Lot 306: BMW Isetta 300
13bhp, 298 cc overhead valve air-cooled single-cylinder engine, four-speed manual transmission, front leading arm suspension with coil springs, rigid rear axle with quarter-elliptic leaf springs, and four-wheel drum brakes. Wheelbase: 59.1"
Developed by Renzo Rivolta's Iso works in Italy as an efficient and affordable form of motorized transportation following World War II, the Isetta was also licensed by BMW for manufacture in Germany. Introduced by BMW in 1955, the Isetta's unusual ovoid shape brought about the whimsical nickname, das rollende Ei the rolling egg.
The Isetta debuted in 1955 at the Frankfurt Auto Show alongside a giant BMW 505 Pullman Limousine, which must have created quite a scene at the BMW stand. While the Isetta sold quite poorly in Italy, the timing for BMW was perfect, as the little cars quickly became fashionable, and the Bundespost (federal postal service) used them extensively as well. The Isetta also achieved cult status in the United States, and was featured on a number of variety shows.
It was powered by a four-stroke, single-cylinder 298 cc air-cooled engine that was borrowed from BMW's motorcycle line. With a weight of only 770 pounds, this powerplant was capable of propelling the Isetta to speeds of over 50 miles per hour, while achieving 40 to 45 miles per gallon.
Isettas are only seven feet, nine inches long, including their chrome-plated bar bumpers, and only four and a half feet wide; in all, they are barely larger than a standard sheet of plywood. Owners of these diminutive automobiles were never at a loss for a parking space, contributing to their strong popularity among city dwellers.

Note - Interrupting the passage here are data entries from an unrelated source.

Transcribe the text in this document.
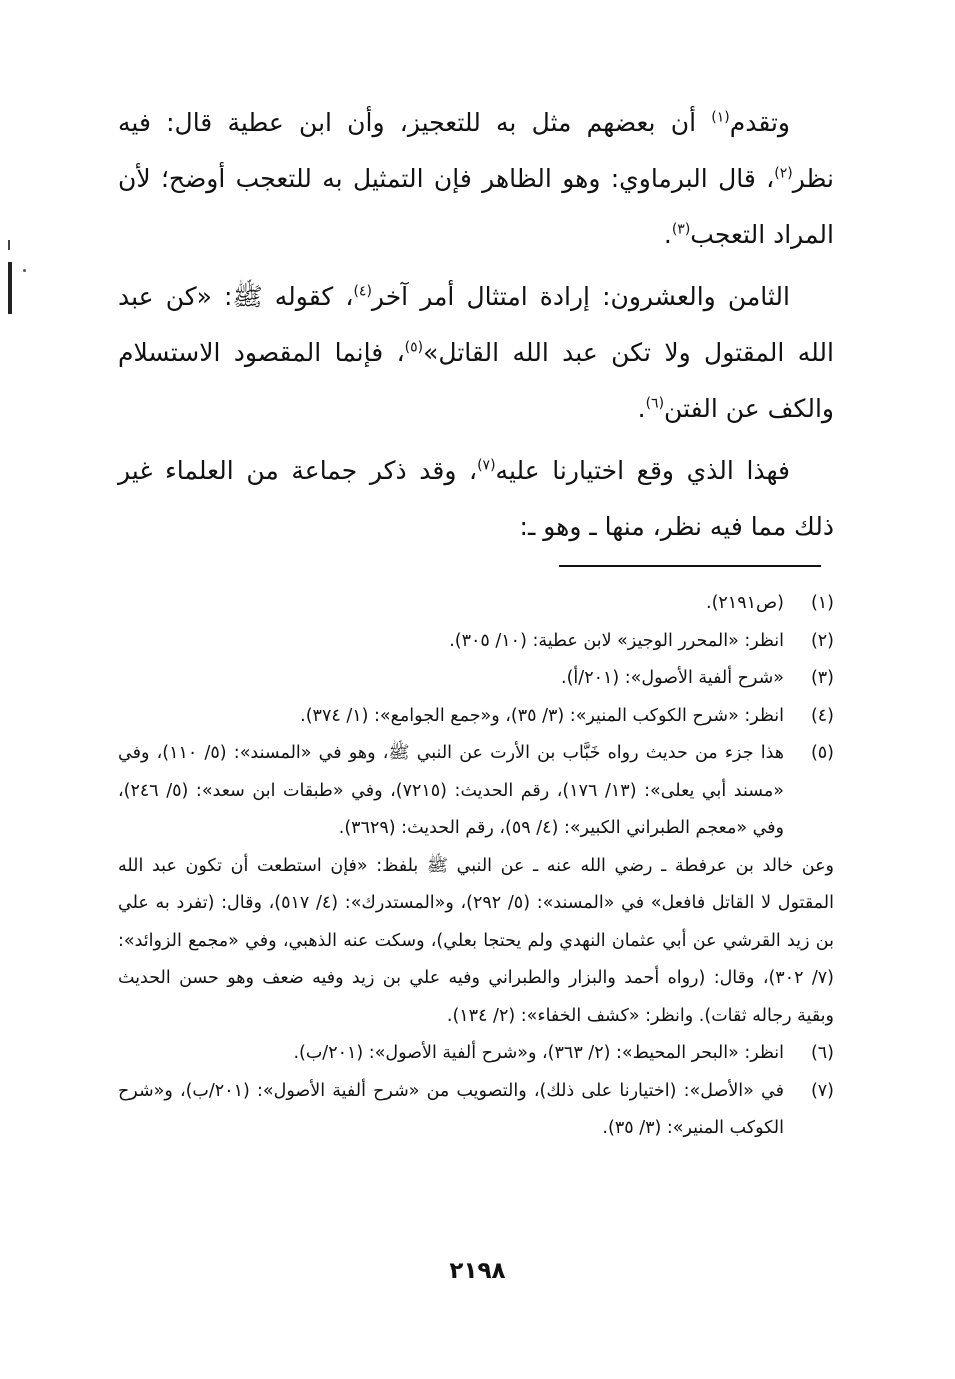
وتقدم$^{(١)}$ أن بعضهم مثل به للتعجيز، وأن ابن عطية قال: فيه نظر$^{(٢)}$، قال البرماوي: وهو الظاهر فإن التمثيل به للتعجب أوضح؛ لأن المراد التعجب$^{(٣)}$.

الثامن والعشرون: إرادة امتثال أمر آخر$^{(٤)}$، كقوله ﷺ: «كن عبد الله المقتول ولا تكن عبد الله القاتل»$^{(٥)}$، فإنما المقصود الاستسلام والكف عن الفتن$^{(٦)}$.

فهذا الذي وقع اختيارنا عليه$^{(٧)}$، وقد ذكر جماعة من العلماء غير ذلك مما فيه نظر، منها ـ وهو ـ:

(١)
(ص٢١٩١).
(٢)
انظر: «المحرر الوجيز» لابن عطية: (١٠/ ٣٠٥).
(٣)
«شرح ألفية الأصول»: (٢٠١/أ).
(٤)
انظر: «شرح الكوكب المنير»: (٣/ ٣٥)، و«جمع الجوامع»: (١/ ٣٧٤).
(٥)
هذا جزء من حديث رواه خَبَّاب بن الأرت عن النبي ﷺ، وهو في «المسند»: (٥/ ١١٠)، وفي «مسند أبي يعلى»: (١٣/ ١٧٦)، رقم الحديث: (٧٢١٥)، وفي «طبقات ابن سعد»: (٥/ ٢٤٦)، وفي «معجم الطبراني الكبير»: (٤/ ٥٩)، رقم الحديث: (٣٦٢٩).
وعن خالد بن عرفطة ـ رضي الله عنه ـ عن النبي ﷺ بلفظ: «فإن استطعت أن تكون عبد الله المقتول لا القاتل فافعل» في «المسند»: (٥/ ٢٩٢)، و«المستدرك»: (٤/ ٥١٧)، وقال: (تفرد به علي بن زيد القرشي عن أبي عثمان النهدي ولم يحتجا بعلي)، وسكت عنه الذهبي، وفي «مجمع الزوائد»: (٧/ ٣٠٢)، وقال: (رواه أحمد والبزار والطبراني وفيه علي بن زيد وفيه ضعف وهو حسن الحديث وبقية رجاله ثقات). وانظر: «كشف الخفاء»: (٢/ ١٣٤).
(٦)
انظر: «البحر المحيط»: (٢/ ٣٦٣)، و«شرح ألفية الأصول»: (٢٠١/ب).
(٧)
في «الأصل»: (اختيارنا على ذلك)، والتصويب من «شرح ألفية الأصول»: (٢٠١/ب)، و«شرح الكوكب المنير»: (٣/ ٣٥).
٢١٩٨
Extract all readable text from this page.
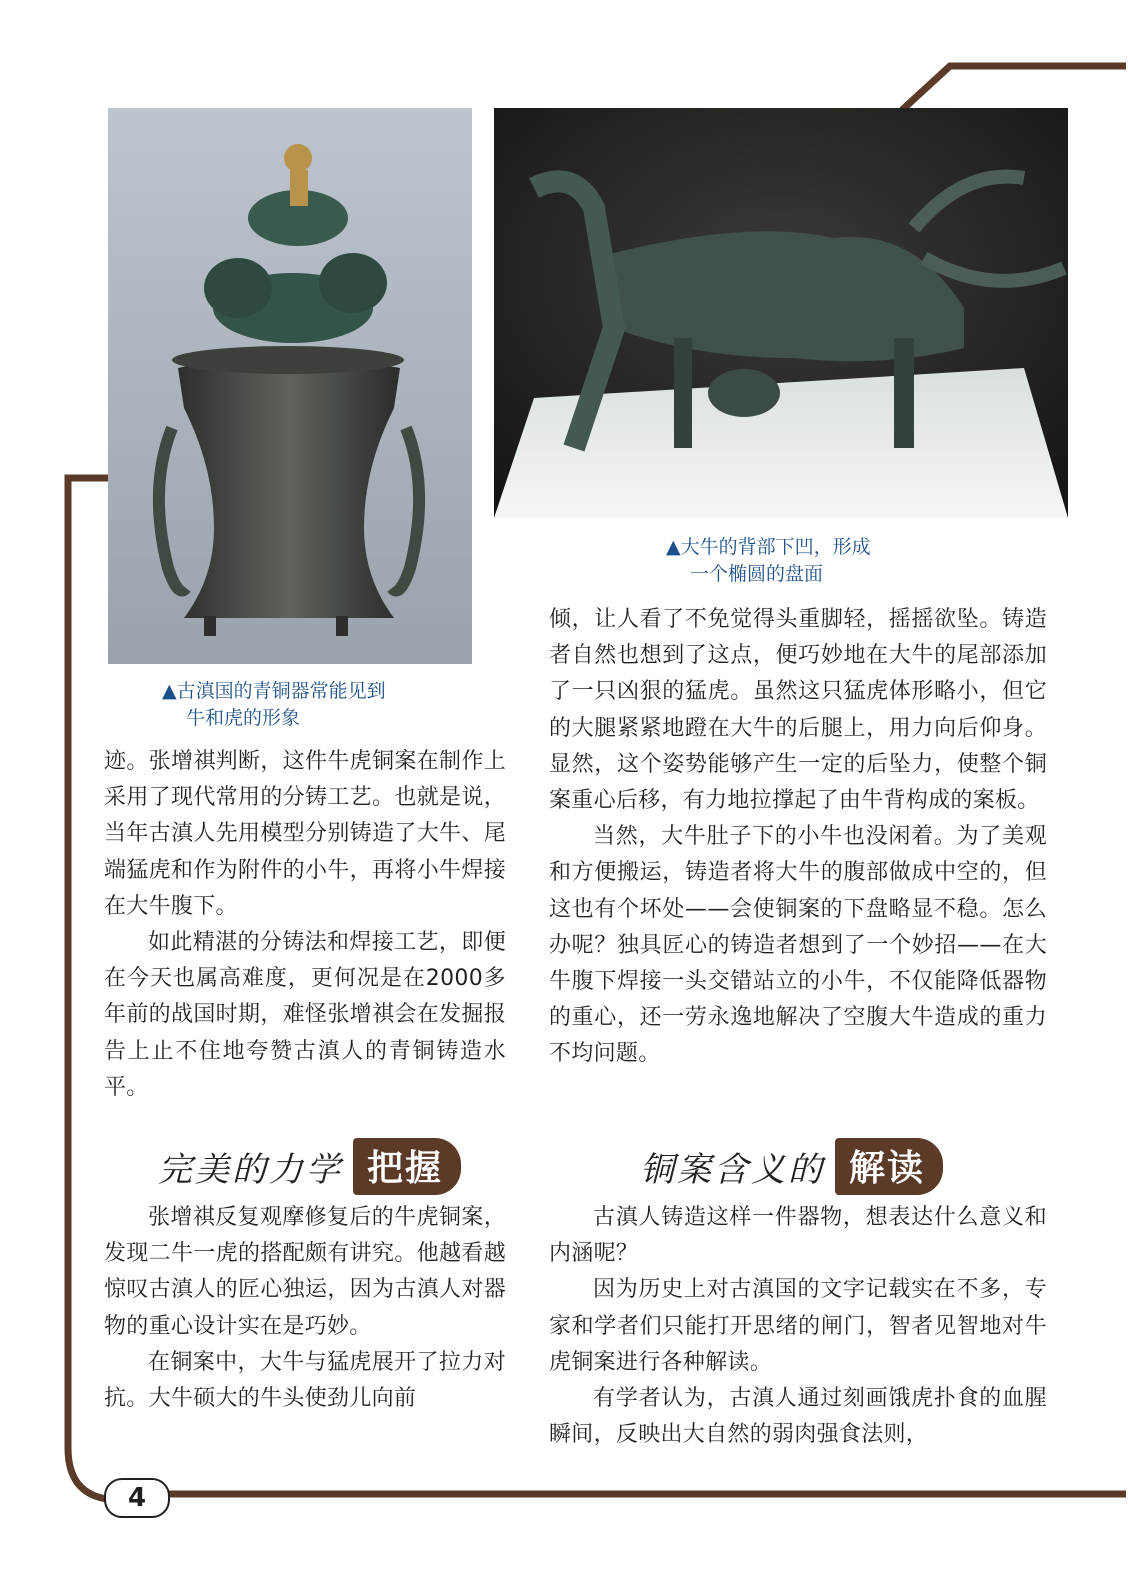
▲古滇国的青铜器常能见到
牛和虎的形象
▲大牛的背部下凹，形成
一个椭圆的盘面

迹。张增祺判断，这件牛虎铜案在制作上采用了现代常用的分铸工艺。也就是说，当年古滇人先用模型分别铸造了大牛、尾端猛虎和作为附件的小牛，再将小牛焊接在大牛腹下。

如此精湛的分铸法和焊接工艺，即便在今天也属高难度，更何况是在2000多年前的战国时期，难怪张增祺会在发掘报告上止不住地夸赞古滇人的青铜铸造水平。

完美的力学 把握

张增祺反复观摩修复后的牛虎铜案，发现二牛一虎的搭配颇有讲究。他越看越惊叹古滇人的匠心独运，因为古滇人对器物的重心设计实在是巧妙。

在铜案中，大牛与猛虎展开了拉力对抗。大牛硕大的牛头使劲儿向前

倾，让人看了不免觉得头重脚轻，摇摇欲坠。铸造者自然也想到了这点，便巧妙地在大牛的尾部添加了一只凶狠的猛虎。虽然这只猛虎体形略小，但它的大腿紧紧地蹬在大牛的后腿上，用力向后仰身。显然，这个姿势能够产生一定的后坠力，使整个铜案重心后移，有力地拉撑起了由牛背构成的案板。

当然，大牛肚子下的小牛也没闲着。为了美观和方便搬运，铸造者将大牛的腹部做成中空的，但这也有个坏处——会使铜案的下盘略显不稳。怎么办呢？独具匠心的铸造者想到了一个妙招——在大牛腹下焊接一头交错站立的小牛，不仅能降低器物的重心，还一劳永逸地解决了空腹大牛造成的重力不均问题。

铜案含义的 解读

古滇人铸造这样一件器物，想表达什么意义和内涵呢？

因为历史上对古滇国的文字记载实在不多，专家和学者们只能打开思绪的闸门，智者见智地对牛虎铜案进行各种解读。

有学者认为，古滇人通过刻画饿虎扑食的血腥瞬间，反映出大自然的弱肉强食法则，

4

Finished in green with a tan interior, the Isetta presented here benefits from an older frame-off restoration, beautifully executed by one of the nation's leading restoration facilities. The delightful BMW also received a complete mechanical and electrical rebuild as well as a cosmetic freshening. It reportedly runs and drives very well and was also fitted with a new Stayfast top and new carpeting.
More than merely an idiosyncratic addition to any automotive collection, the Isetta's historical significance cannot be underestimated, as it saved BMW from being bought by Mercedes in the late 1950s. To this day, it remains one of the most popular and recognizable mini-cars, of which this Isetta 300 is a particularly well-restored and show quality example.